Motorized scooters, like those that have frustrated officials in U.S. cities nationwide recently, could be impounded in Madison if a new ordinance proposal is passed.
Potentially regulating the scooters — and companies that operate them like Bird and Lime — come as cities like Milwaukee have scrambled to address electric scooter use after companies have suddenly left a fleet of them in their cities. Madison’s proposal is similar to one passed in Milwaukee earlier this week.
Since there’s no indication that a company such as Bird or Lime is about to unload a fleet of the two-wheeled rides in Madison, the proposal is a warning about the potential consequences of prematurely starting operations in the city.
The scooters are illegal under Wisconsin law, according to the Madison City Attorney’s Office.

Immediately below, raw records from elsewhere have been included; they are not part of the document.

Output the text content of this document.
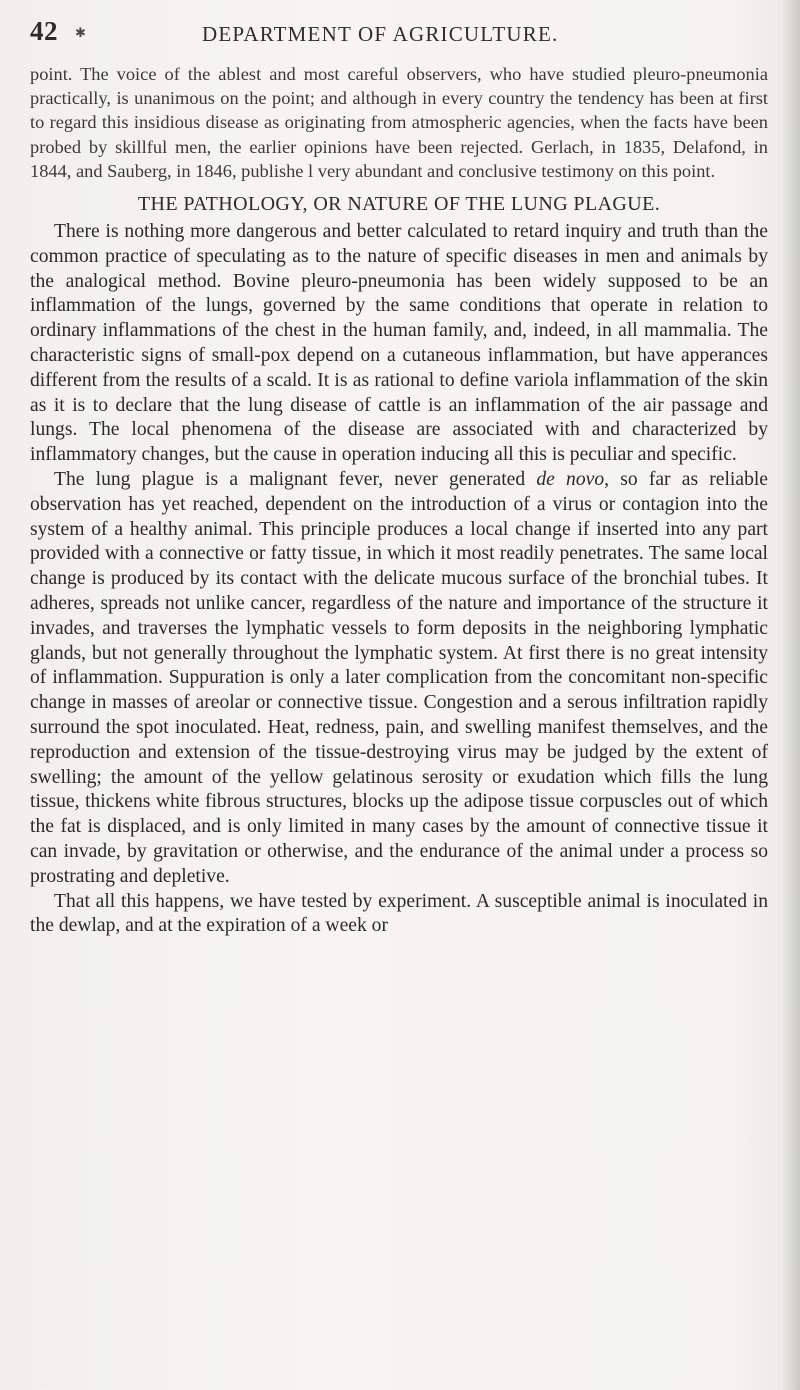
42 ✱	DEPARTMENT OF AGRICULTURE.

point. The voice of the ablest and most careful observers, who have studied pleuro-pneumonia practically, is unanimous on the point; and although in every country the tendency has been at first to regard this insidious disease as originating from atmospheric agencies, when the facts have been probed by skillful men, the earlier opinions have been rejected. Gerlach, in 1835, Delafond, in 1844, and Sauberg, in 1846, publishe l very abundant and conclusive testimony on this point.

THE PATHOLOGY, OR NATURE OF THE LUNG PLAGUE.

There is nothing more dangerous and better calculated to retard inquiry and truth than the common practice of speculating as to the nature of specific diseases in men and animals by the analogical method. Bovine pleuro-pneumonia has been widely supposed to be an inflammation of the lungs, governed by the same conditions that operate in relation to ordinary inflammations of the chest in the human family, and, indeed, in all mammalia. The characteristic signs of small-pox depend on a cutaneous inflammation, but have apperances different from the results of a scald. It is as rational to define variola inflammation of the skin as it is to declare that the lung disease of cattle is an inflammation of the air passage and lungs. The local phenomena of the disease are associated with and characterized by inflammatory changes, but the cause in operation inducing all this is peculiar and specific.

The lung plague is a malignant fever, never generated de novo, so far as reliable observation has yet reached, dependent on the introduction of a virus or contagion into the system of a healthy animal. This principle produces a local change if inserted into any part provided with a connective or fatty tissue, in which it most readily penetrates. The same local change is produced by its contact with the delicate mucous surface of the bronchial tubes. It adheres, spreads not unlike cancer, regardless of the nature and importance of the structure it invades, and traverses the lymphatic vessels to form deposits in the neighboring lymphatic glands, but not generally throughout the lymphatic system. At first there is no great intensity of inflammation. Suppuration is only a later complication from the concomitant non-specific change in masses of areolar or connective tissue. Congestion and a serous infiltration rapidly surround the spot inoculated. Heat, redness, pain, and swelling manifest themselves, and the reproduction and extension of the tissue-destroying virus may be judged by the extent of swelling; the amount of the yellow gelatinous serosity or exudation which fills the lung tissue, thickens white fibrous structures, blocks up the adipose tissue corpuscles out of which the fat is displaced, and is only limited in many cases by the amount of connective tissue it can invade, by gravitation or otherwise, and the endurance of the animal under a process so prostrating and depletive.

That all this happens, we have tested by experiment. A susceptible animal is inoculated in the dewlap, and at the expiration of a week or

The city drafted its proposal in case the state legalizes their use, said Madison Police Chief Mike Koval.
“In the interim, any prospective flock of these devices will have to choose a place to roost that does not include the City of Madison,” he said in a blog post Thursday.
Under the proposal, any motorized scooters found operating in the city could be impounded.
The ordinance would prohibit the parking and use of “dockless motorized scooter systems” on Madison streets and sidewalks unless state law changes to allow their operation.
Koval said a draft ordinance would “set out the framework within which a company would have to operate in the City of Madison.”
If legalized at the state level, any “dockless motorized scooter systems” company wishing to operate in Madison would have to participate in a city pilot program and be authorized by the city.
The ordinance was sponsored by Mayor Paul Soglin and Ald. Ledell Zellers, 2nd District.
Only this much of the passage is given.